In fact he reads it out of the sf genre, saying:

Here’s a science-fiction film that’s an insult to the words “science” and “fiction,” and the hyphen in between them.

And he knows whereof he speaks — about science, about fiction, and especially about the hyphen.  Here you see Ebert seated beside Walt Willis (lower right) in a photo from 1955 (via Fanac.org):

[Thanks to Michael J. Walsh for the link.]

Clang!

So I’m reading the sports news and right in the middle of “Professor, 60, sucker punches mascot” I see the words “furry fan” – except they have nothing to do with the topic near and dear to Taral. The phrasing is coincidental, however much it seems to fit someone dressed as Goldy the Gopher:

“You know, it’s the old trick where you tap people on the wrong shoulder and they turn and don’t see you because you’re on the other side,” Goldy’s coach, Mike Elder, told the Tribune.

Goldy had reportedly played the trick on other fans, inducing smiles and laughter from the kids trailing behind him.

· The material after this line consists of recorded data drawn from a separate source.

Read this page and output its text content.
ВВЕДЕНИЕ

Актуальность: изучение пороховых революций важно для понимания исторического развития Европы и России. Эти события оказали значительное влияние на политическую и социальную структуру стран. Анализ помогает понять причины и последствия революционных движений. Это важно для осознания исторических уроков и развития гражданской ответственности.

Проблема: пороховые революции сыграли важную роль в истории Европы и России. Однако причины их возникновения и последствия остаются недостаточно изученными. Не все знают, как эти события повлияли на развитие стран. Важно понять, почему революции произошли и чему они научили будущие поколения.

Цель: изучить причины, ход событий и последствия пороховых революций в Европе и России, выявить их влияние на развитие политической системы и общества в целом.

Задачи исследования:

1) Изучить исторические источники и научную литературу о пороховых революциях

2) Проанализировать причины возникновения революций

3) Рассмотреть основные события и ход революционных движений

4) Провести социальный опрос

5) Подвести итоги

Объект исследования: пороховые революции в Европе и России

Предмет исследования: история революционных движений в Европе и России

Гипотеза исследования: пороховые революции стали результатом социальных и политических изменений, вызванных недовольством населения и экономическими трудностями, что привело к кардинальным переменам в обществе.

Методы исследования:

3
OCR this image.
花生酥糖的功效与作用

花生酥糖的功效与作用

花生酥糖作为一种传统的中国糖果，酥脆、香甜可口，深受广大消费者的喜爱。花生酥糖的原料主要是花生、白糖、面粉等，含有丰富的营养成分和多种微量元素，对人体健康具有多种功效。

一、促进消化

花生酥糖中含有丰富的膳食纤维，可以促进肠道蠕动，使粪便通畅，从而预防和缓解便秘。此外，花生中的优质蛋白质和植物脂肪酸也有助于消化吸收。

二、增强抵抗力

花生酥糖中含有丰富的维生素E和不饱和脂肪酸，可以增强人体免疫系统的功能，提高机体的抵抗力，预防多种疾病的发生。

But Dokken had no initial reaction to the furry fan favorite. [Emphasis added] It was only after Goldy made a third attempt to get the math professor’s attention that Dokken suddenly turned and punched the mascot, knocking him back into the bleachers.

Interestingly, after the wire services picked up the story from StarTribune.com the source publication edited the piece and eliminated the phrase. I guess they’ve already heard about the clanger.